Amelia, con los labios sin color y la cabeza pesada, se apoyó contra él.
Subir todos esos pisos casi la dejó exhausta; más de una vez, pensó que podría colapsar y no volver a levantarse.
Pero lo logró.
De alguna manera, lo logró.
Media hora después, la energía volvió pardeando.
Luces brillantes irrumpieron en la habitación, y Amelia entrecerró los ojos, momentáneamente cegada.
Aun así, su atención estaba totalmente en Damien.
—Damien, ¿cómo estás?
Con el rostro enterrado en su hombro, él no dijo nada, solo se quedó allí, como un niño pequeño que no podía soportar estar solo.
Finalmente, sintió que dejaba de temblar.
Aliviada, pasó los dedos por su cabello oscuro.
—Oye, vamos.
Te traje algo dulce.
Pero él no se movió, fingiendo que no había oído, incluso acercándose más.
Ella dejó escapar una risa cansada.
—Los hice yo misma, ¿sabes?
Solo entonces levantó la cabeza, reacio pero sonriente, extendiendo su mano.
—Es mi primer intento, así que no seas muy duro, ¿de acuerdo?
—dijo ella, volviéndose para agarrar la caja y entonces se quedó paralizada.
Sus ojos se abrieron de par en par.
Se golpeó la frente.
—¡Uf!
¡La dejé en el vestíbulo!
Había estado tan preocupada por Damien que ni siquiera pensó en nada más.
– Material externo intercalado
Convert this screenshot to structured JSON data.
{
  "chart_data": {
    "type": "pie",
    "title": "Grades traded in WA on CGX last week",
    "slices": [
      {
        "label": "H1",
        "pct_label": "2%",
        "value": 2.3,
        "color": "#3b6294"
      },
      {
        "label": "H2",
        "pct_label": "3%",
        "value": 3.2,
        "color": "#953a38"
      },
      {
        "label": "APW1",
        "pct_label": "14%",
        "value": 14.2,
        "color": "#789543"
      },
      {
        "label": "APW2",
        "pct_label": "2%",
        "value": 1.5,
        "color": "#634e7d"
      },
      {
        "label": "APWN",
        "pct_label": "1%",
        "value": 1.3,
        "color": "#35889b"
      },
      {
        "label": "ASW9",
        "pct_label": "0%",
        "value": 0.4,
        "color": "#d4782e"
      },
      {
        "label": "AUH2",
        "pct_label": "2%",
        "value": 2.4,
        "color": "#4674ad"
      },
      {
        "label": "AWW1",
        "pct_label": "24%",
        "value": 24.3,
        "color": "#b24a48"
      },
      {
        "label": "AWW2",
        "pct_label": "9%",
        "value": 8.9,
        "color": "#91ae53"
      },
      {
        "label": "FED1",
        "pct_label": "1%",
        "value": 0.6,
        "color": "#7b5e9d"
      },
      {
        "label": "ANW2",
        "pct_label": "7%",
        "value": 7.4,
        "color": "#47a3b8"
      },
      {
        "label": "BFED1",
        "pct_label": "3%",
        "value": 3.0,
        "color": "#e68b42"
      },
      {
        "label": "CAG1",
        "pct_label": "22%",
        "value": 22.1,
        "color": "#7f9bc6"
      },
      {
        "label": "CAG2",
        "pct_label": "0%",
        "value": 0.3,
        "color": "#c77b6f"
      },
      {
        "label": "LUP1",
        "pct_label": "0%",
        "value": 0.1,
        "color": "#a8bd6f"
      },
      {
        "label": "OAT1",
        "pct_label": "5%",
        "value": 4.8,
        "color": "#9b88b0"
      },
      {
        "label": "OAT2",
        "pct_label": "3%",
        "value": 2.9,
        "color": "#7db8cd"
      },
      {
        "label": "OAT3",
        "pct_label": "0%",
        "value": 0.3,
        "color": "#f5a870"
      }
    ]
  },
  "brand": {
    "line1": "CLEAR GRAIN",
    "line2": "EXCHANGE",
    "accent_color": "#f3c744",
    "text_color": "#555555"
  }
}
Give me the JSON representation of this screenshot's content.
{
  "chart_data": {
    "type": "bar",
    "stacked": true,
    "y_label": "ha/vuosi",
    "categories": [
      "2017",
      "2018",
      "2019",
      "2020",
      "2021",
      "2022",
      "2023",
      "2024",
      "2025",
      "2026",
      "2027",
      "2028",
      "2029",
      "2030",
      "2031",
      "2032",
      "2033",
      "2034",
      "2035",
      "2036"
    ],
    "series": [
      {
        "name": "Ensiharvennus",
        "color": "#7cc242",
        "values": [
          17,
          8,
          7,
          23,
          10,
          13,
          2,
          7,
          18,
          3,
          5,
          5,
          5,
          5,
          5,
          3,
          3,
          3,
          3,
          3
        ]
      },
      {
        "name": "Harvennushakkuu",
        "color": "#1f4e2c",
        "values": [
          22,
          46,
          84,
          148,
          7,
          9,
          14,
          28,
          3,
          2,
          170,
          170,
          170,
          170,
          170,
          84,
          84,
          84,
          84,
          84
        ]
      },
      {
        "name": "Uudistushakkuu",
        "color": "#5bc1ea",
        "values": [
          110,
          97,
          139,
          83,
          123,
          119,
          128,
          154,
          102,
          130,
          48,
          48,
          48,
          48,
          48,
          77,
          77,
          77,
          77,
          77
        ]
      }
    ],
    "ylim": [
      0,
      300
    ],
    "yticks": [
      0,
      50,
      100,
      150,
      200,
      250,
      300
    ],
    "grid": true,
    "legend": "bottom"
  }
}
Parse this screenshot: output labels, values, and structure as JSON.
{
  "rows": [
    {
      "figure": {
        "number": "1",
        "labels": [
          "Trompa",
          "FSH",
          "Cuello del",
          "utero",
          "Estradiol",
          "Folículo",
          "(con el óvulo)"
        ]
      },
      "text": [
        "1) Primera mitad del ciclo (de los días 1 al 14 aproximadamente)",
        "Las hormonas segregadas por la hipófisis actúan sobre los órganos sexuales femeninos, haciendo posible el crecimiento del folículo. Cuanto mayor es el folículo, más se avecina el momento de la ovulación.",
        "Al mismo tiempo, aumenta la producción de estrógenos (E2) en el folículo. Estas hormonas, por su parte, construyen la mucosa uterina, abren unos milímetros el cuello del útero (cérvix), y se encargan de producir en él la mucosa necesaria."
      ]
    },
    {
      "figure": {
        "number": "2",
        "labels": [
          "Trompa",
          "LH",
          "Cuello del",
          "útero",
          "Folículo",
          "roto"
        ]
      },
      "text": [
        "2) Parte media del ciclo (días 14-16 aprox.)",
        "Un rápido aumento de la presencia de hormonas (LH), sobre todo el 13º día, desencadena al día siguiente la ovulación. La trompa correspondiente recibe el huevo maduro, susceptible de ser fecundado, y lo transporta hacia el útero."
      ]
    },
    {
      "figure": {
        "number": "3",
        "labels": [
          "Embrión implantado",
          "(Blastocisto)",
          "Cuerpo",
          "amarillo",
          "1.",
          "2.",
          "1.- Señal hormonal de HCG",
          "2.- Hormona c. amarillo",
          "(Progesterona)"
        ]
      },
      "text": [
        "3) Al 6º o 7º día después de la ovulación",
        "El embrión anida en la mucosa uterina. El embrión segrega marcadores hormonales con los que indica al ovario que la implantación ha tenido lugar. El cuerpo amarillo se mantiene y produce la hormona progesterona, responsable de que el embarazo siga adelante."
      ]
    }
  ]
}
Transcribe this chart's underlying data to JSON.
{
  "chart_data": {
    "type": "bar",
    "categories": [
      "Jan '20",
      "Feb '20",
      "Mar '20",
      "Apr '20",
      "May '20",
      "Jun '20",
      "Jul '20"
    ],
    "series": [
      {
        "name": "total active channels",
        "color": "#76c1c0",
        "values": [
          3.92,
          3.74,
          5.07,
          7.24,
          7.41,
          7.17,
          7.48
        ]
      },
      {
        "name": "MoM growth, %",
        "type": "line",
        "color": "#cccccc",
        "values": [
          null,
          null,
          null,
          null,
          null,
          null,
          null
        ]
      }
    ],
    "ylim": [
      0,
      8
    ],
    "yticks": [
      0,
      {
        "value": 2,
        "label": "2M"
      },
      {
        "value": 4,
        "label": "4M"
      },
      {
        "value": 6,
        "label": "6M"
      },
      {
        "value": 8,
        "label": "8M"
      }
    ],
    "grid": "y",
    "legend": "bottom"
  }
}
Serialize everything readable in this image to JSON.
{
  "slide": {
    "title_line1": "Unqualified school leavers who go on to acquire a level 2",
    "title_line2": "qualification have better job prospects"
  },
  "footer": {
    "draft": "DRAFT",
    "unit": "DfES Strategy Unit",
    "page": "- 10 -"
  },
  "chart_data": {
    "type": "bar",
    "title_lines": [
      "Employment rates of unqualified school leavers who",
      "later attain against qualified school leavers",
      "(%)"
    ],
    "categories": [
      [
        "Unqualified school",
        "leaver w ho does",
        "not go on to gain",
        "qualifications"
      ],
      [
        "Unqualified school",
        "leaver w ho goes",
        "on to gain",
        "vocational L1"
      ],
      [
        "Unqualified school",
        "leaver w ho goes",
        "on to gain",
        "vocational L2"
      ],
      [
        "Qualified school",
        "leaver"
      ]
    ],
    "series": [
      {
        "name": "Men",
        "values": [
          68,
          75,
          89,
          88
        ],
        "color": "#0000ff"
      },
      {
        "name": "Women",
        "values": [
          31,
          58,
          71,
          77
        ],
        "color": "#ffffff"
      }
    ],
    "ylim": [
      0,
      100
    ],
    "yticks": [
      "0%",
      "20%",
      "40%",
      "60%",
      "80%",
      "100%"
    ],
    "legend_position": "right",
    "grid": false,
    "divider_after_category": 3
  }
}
Damien se levantó y la ayudó a ponerse de pie, luego llamó al vestíbulo e hizo que alguien trajera la caja.
—No te preocupes —dijo—, nadie se atrevería a tocar algo que me diste.
Efectivamente, una secretaria la trajo poco después.
Amelia la abrió rápidamente —todavía caliente, gracias a Dios.
—Espera aquí, iré a preparar un poco de té.
Se escabulló felizmente.
Los ojos de Damien la siguieron mientras salía, y una vez que estuvo fuera de vista, la sonrisa en su rostro se desvaneció.
Tomó su teléfono y dio una orden fría: Llegar al fondo de este corte de energía.
E interrogar a ese tipo de mantenimiento también.
No se tragaba la historia del “accidente”.
¿Qué tipo de error de principiante provocaría un apagón en todo este edificio?
Tenía que haber algo más.
Tal vez alguien ya había introducido a un enemigo en la empresa sin que nadie lo notara.